All four had been sentenced to three months in jail by Justice Arijit Pasayat after he had ducked out of the shoe’s flight path on Friday. His fellow judge on the bench, Justice Asok Kumar Ganguly, however, later expressed dissent saying the on-the-spot sentencing amounted to bypassing due legal process.
A three-judge bench to which the matter was referred heard the case for a short while and granted bail to all four women, who will be freed after furnishing personal bonds.
The women had been ushered under heavy security into a courtroom packed with curious spectators, eager to see if the quartet would be appearing barefoot. They were well shod.

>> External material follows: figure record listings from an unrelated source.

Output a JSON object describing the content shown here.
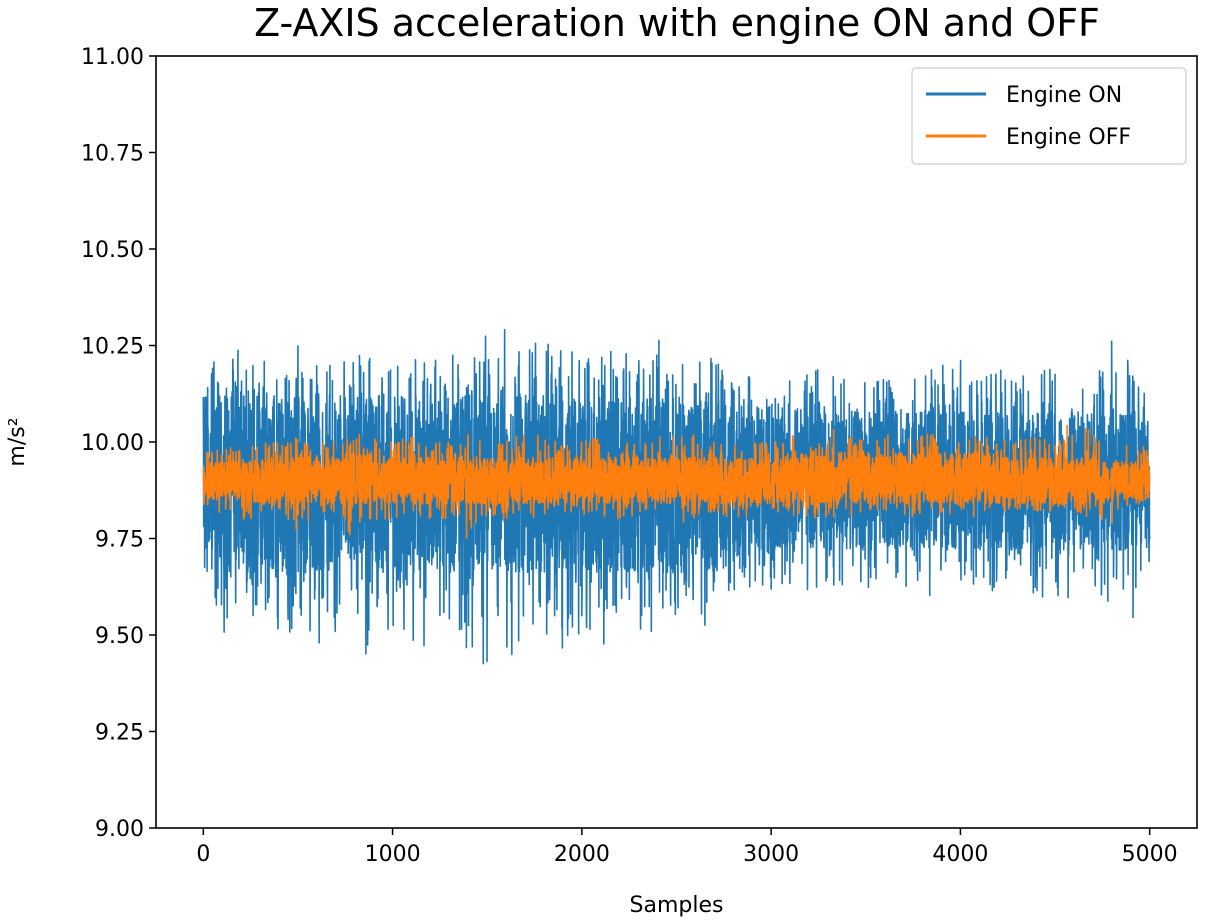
{
  "chart_data": {
    "type": "line",
    "title": "Z-AXIS acceleration with engine ON and OFF",
    "xlabel": "Samples",
    "ylabel": "m/s²",
    "xlim": [
      -250,
      5250
    ],
    "ylim": [
      9.0,
      11.0
    ],
    "xticks": [
      0,
      1000,
      2000,
      3000,
      4000,
      5000
    ],
    "xtick_labels": [
      "0",
      "1000",
      "2000",
      "3000",
      "4000",
      "5000"
    ],
    "yticks": [
      9.0,
      9.25,
      9.5,
      9.75,
      10.0,
      10.25,
      10.5,
      10.75,
      11.0
    ],
    "ytick_labels": [
      "9.00",
      "9.25",
      "9.50",
      "9.75",
      "10.00",
      "10.25",
      "10.50",
      "10.75",
      "11.00"
    ],
    "grid": false,
    "legend_position": "top-right",
    "series": [
      {
        "name": "Engine ON",
        "color": "#1f77b4",
        "x": [
          0,
          100,
          200,
          300,
          400,
          500,
          600,
          700,
          800,
          900,
          1000,
          1100,
          1200,
          1300,
          1400,
          1500,
          1600,
          1700,
          1800,
          1900,
          2000,
          2100,
          2200,
          2300,
          2400,
          2500,
          2600,
          2700,
          2800,
          2900,
          3000,
          3100,
          3200,
          3300,
          3400,
          3500,
          3600,
          3700,
          3800,
          3900,
          4000,
          4100,
          4200,
          4300,
          4400,
          4500,
          4600,
          4700,
          4800,
          4900,
          5000
        ],
        "upper": [
          10.3,
          10.24,
          10.24,
          10.22,
          10.2,
          10.25,
          10.2,
          10.22,
          10.22,
          10.24,
          10.2,
          10.22,
          10.22,
          10.24,
          10.18,
          10.3,
          10.3,
          10.3,
          10.25,
          10.28,
          10.22,
          10.22,
          10.26,
          10.22,
          10.28,
          10.2,
          10.24,
          10.22,
          10.15,
          10.18,
          10.16,
          10.16,
          10.18,
          10.2,
          10.16,
          10.18,
          10.16,
          10.16,
          10.18,
          10.2,
          10.22,
          10.18,
          10.2,
          10.18,
          10.18,
          10.2,
          10.18,
          10.16,
          10.28,
          10.2,
          10.1
        ],
        "lower": [
          9.54,
          9.44,
          9.53,
          9.55,
          9.5,
          9.51,
          9.46,
          9.49,
          9.48,
          9.4,
          9.5,
          9.45,
          9.48,
          9.52,
          9.44,
          9.36,
          9.42,
          9.5,
          9.5,
          9.42,
          9.52,
          9.46,
          9.54,
          9.46,
          9.52,
          9.55,
          9.58,
          9.46,
          9.6,
          9.6,
          9.61,
          9.62,
          9.6,
          9.61,
          9.6,
          9.6,
          9.6,
          9.61,
          9.6,
          9.6,
          9.58,
          9.6,
          9.6,
          9.6,
          9.6,
          9.59,
          9.6,
          9.6,
          9.58,
          9.51,
          9.6
        ],
        "bulk_high": [
          10.12,
          10.12,
          10.12,
          10.12,
          10.12,
          10.12,
          10.12,
          10.12,
          10.12,
          10.12,
          10.12,
          10.12,
          10.12,
          10.12,
          10.12,
          10.12,
          10.12,
          10.12,
          10.12,
          10.12,
          10.12,
          10.12,
          10.12,
          10.12,
          10.12,
          10.12,
          10.12,
          10.12,
          10.12,
          10.1,
          10.08,
          10.08,
          10.08,
          10.08,
          10.08,
          10.08,
          10.08,
          10.08,
          10.08,
          10.08,
          10.08,
          10.08,
          10.08,
          10.08,
          10.08,
          10.08,
          10.08,
          10.08,
          10.08,
          10.08,
          10.08
        ],
        "bulk_low": [
          9.66,
          9.66,
          9.66,
          9.66,
          9.66,
          9.66,
          9.66,
          9.66,
          9.66,
          9.66,
          9.66,
          9.66,
          9.66,
          9.66,
          9.66,
          9.66,
          9.66,
          9.66,
          9.66,
          9.66,
          9.66,
          9.66,
          9.66,
          9.66,
          9.66,
          9.66,
          9.66,
          9.66,
          9.68,
          9.7,
          9.72,
          9.72,
          9.72,
          9.72,
          9.72,
          9.72,
          9.72,
          9.72,
          9.72,
          9.72,
          9.72,
          9.72,
          9.72,
          9.72,
          9.72,
          9.72,
          9.72,
          9.72,
          9.72,
          9.72,
          9.72
        ]
      },
      {
        "name": "Engine OFF",
        "color": "#ff7f0e",
        "x": [
          0,
          100,
          200,
          300,
          400,
          500,
          600,
          700,
          800,
          900,
          1000,
          1100,
          1200,
          1300,
          1400,
          1500,
          1600,
          1700,
          1800,
          1900,
          2000,
          2100,
          2200,
          2300,
          2400,
          2500,
          2600,
          2700,
          2800,
          2900,
          3000,
          3100,
          3200,
          3300,
          3400,
          3500,
          3600,
          3700,
          3800,
          3900,
          4000,
          4100,
          4200,
          4300,
          4400,
          4500,
          4600,
          4700,
          4800,
          4900,
          5000
        ],
        "upper": [
          9.98,
          10.0,
          9.98,
          10.0,
          10.0,
          10.02,
          10.0,
          10.0,
          10.02,
          10.02,
          10.0,
          10.02,
          10.0,
          10.0,
          10.02,
          10.0,
          10.0,
          10.06,
          10.02,
          10.0,
          10.0,
          10.02,
          10.0,
          10.0,
          10.02,
          10.02,
          10.02,
          10.0,
          10.02,
          10.0,
          10.0,
          10.02,
          10.02,
          10.04,
          10.02,
          10.0,
          10.02,
          10.02,
          10.02,
          10.02,
          10.0,
          10.02,
          10.0,
          10.02,
          10.02,
          10.0,
          10.08,
          10.02,
          10.0,
          10.02,
          9.98
        ],
        "lower": [
          9.84,
          9.8,
          9.8,
          9.8,
          9.8,
          9.76,
          9.8,
          9.8,
          9.74,
          9.8,
          9.8,
          9.8,
          9.8,
          9.8,
          9.74,
          9.8,
          9.8,
          9.79,
          9.8,
          9.8,
          9.8,
          9.8,
          9.8,
          9.79,
          9.8,
          9.78,
          9.8,
          9.82,
          9.8,
          9.8,
          9.82,
          9.8,
          9.8,
          9.8,
          9.8,
          9.82,
          9.82,
          9.8,
          9.8,
          9.8,
          9.82,
          9.8,
          9.8,
          9.82,
          9.82,
          9.8,
          9.82,
          9.8,
          9.79,
          9.82,
          9.86
        ],
        "bulk_high": [
          9.95,
          9.95,
          9.95,
          9.96,
          9.96,
          9.96,
          9.96,
          9.96,
          9.97,
          9.97,
          9.96,
          9.96,
          9.96,
          9.96,
          9.96,
          9.96,
          9.96,
          9.96,
          9.96,
          9.96,
          9.96,
          9.96,
          9.96,
          9.96,
          9.96,
          9.96,
          9.96,
          9.96,
          9.96,
          9.96,
          9.96,
          9.97,
          9.97,
          9.97,
          9.97,
          9.97,
          9.97,
          9.97,
          9.97,
          9.97,
          9.97,
          9.97,
          9.96,
          9.96,
          9.96,
          9.96,
          9.96,
          9.96,
          9.95,
          9.95,
          9.95
        ],
        "bulk_low": [
          9.85,
          9.85,
          9.85,
          9.84,
          9.84,
          9.84,
          9.84,
          9.84,
          9.84,
          9.84,
          9.84,
          9.84,
          9.84,
          9.84,
          9.84,
          9.84,
          9.84,
          9.84,
          9.84,
          9.84,
          9.84,
          9.84,
          9.84,
          9.84,
          9.84,
          9.84,
          9.84,
          9.84,
          9.84,
          9.84,
          9.84,
          9.84,
          9.84,
          9.84,
          9.84,
          9.84,
          9.84,
          9.84,
          9.84,
          9.84,
          9.84,
          9.84,
          9.84,
          9.84,
          9.84,
          9.84,
          9.84,
          9.84,
          9.85,
          9.85,
          9.85
        ]
      }
    ]
  }
}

Justice Ganguly had observed that the women had used intemperate and offensive language at Friday’s hearing, and that the action of throwing a shoe was “unfortunate”.
But, he said, that did not mean the court could hand out immediate sentences, bypassing all norms of natural justice.
Justice Ganguly said the accused would first have to be informed of the charges in writing and then given an opportunity to defend themselves. Evidence must be presented, and only then the verdict and sentence can be passed.
One of the quartet — Leila David, 75, Annete Kotian, 23, Sarita Parikh, 31, and Pavithra Murali, 23 — had thrown the shoe during the hearing of a contempt petition against them.
The four staff members of Mumbai’s controversial Boss School of Music — each said to be “highly educated” — had repeatedly ignored court warnings not to make wild allegations against the Maharashtra government and Bombay High Court judges for closing their school down.
They had demanded that the Supreme Court “hang the CM of the state and 12 judges of Bombay High Court”, and had been abusing and hectoring the apex court judges for not doing so.
The high court had shut the school after complaints from parents that students were being “brainwashed” and not being allowed to go home.
The high court had also directed psychiatric treatment of all staff members of the school.